Nicene and Post-Nicene Fathers, Vol. IV:Early Church Fathers Index Previous Next
Writings in Connection with the Manichæan Controversy.: Chapter 1
Chapter 1.—How the Pretensions of the Manichæans are to Be Refuted. Two Manichæan Falsehoods.
1. Enough, probably, has been done in our other books 47 in the way of answering the ignorant and profane attacks which the Manichæans make on the law, which is called the Old Testament, in a spirit of vainglorious boasting, and with the approval of the uninstructed. Here, too, I may shortly touch upon the subject. For every one with average intelligence can easily see that the explanation of the Scriptures should be sought for from those who are the professed teachers of the Scriptures; and that it may happen, and indeed always happens, that many things seem absurd to the ignorant, which, when they are explained by the learned, appear all the more excellent, and are received in the explanation with the greater pleasure on account of the obstructions which made it difficult to reach the meaning. This commonly happens as regards the holy books of the Old Testament, if only the man who meets with difficulties applies to a pious teacher, and not to a profane critic, and if he begins his inquiries from a desire to find truth, and not in rash opposition. And should the inquirer meet with some, whether bishops or presbyters, or any officials or ministers of the Catholic Church, who either avoid in all cases opening up mysteries, or, content with simple faith, have no desire for more recondite knowledge, he must not despair of finding the knowledge of the truth in a case where neither are all able to teach to whom the inquiry is addressed, nor are all inquirers worthy of learning the truth. Diligence and piety are both necessary: on the one hand, we must have knowledge to find truth, and, on the other hand, we must deserve to get the knowledge.

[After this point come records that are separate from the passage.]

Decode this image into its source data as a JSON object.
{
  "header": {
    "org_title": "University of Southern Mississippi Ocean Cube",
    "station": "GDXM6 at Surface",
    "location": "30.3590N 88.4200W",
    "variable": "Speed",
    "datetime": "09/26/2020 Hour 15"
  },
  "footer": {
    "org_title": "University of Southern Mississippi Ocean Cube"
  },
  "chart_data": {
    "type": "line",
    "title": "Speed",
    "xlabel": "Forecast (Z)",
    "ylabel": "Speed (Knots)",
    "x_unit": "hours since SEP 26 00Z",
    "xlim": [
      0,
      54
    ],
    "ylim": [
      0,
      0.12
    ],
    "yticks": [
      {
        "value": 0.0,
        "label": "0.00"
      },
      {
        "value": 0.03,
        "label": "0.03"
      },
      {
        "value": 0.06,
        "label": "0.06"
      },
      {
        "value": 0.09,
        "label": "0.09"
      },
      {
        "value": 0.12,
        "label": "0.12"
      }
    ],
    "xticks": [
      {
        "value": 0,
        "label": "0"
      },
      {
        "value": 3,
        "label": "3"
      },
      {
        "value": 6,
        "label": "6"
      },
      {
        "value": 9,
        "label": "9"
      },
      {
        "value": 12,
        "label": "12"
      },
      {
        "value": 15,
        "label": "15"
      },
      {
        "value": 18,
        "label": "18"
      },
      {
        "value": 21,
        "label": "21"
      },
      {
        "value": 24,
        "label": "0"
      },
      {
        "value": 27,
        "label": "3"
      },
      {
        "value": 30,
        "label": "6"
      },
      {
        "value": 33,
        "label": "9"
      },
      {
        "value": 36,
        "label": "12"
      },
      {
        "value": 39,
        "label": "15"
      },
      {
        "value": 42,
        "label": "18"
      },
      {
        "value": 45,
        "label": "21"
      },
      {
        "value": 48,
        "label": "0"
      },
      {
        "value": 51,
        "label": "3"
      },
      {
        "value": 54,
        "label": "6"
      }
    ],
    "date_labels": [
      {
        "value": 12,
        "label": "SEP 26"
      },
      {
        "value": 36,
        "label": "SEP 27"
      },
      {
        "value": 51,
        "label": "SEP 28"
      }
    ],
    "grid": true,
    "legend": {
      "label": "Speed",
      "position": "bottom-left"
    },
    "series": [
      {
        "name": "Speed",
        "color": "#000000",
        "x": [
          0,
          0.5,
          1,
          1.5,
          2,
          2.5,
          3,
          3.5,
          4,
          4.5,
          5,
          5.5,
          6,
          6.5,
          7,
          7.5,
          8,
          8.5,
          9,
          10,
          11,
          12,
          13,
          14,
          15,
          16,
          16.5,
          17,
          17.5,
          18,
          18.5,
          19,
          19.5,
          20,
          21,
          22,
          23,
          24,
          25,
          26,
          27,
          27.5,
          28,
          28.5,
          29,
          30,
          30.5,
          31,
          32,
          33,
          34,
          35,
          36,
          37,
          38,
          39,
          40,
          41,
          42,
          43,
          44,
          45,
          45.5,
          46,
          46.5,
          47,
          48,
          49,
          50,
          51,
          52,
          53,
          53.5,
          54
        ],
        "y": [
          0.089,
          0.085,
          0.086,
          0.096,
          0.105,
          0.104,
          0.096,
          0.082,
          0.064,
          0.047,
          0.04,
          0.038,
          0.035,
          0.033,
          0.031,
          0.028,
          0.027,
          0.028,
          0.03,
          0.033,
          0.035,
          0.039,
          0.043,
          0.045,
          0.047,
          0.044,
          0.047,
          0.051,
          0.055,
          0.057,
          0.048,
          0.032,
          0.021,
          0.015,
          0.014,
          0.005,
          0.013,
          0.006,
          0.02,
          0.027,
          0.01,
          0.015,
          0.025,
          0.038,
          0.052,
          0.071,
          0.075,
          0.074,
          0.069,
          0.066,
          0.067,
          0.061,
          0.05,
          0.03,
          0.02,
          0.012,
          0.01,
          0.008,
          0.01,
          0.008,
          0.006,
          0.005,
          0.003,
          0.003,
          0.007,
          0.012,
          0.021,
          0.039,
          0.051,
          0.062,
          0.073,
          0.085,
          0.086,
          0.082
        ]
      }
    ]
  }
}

2. But as the Manichæans have two tricks for catching the unwary, so as to make them take them as teachers,—one, that of finding fault with the Scriptures, which they either misunderstand or wish to be misunderstood, the other, that of making a show of chastity and of notable abstinence,—this book shall p. 42 contain our doctrine of life and morals according to Catholic teaching, and will perhaps make it appear how easy it is to pretend to virtue, and how difficult to possess virtue. I will refrain, if I can, from attacking their weak points, which I know well, with the violence with which they attack what they know nothing of; for I wish them, if possible, to be cured rather than conquered. And I will quote such testimonies from the Scriptures as they are bound to believe, for they shall be from the New Testament; and even from this I will take none of the passages which the Manichæans when hard pressed are accustomed to call spurious, but passages which they are obliged to acknowledge and approve. And for every testimony from apostolic teaching I will bring a similar statement from the Old Testament, that if they ever become willing to wake up from their persistent dreams, and to rise towards the light of Christian faith, they may discover both how far from being Christian is the life which they profess, and how truly Christian is the Scripture which they cavil at.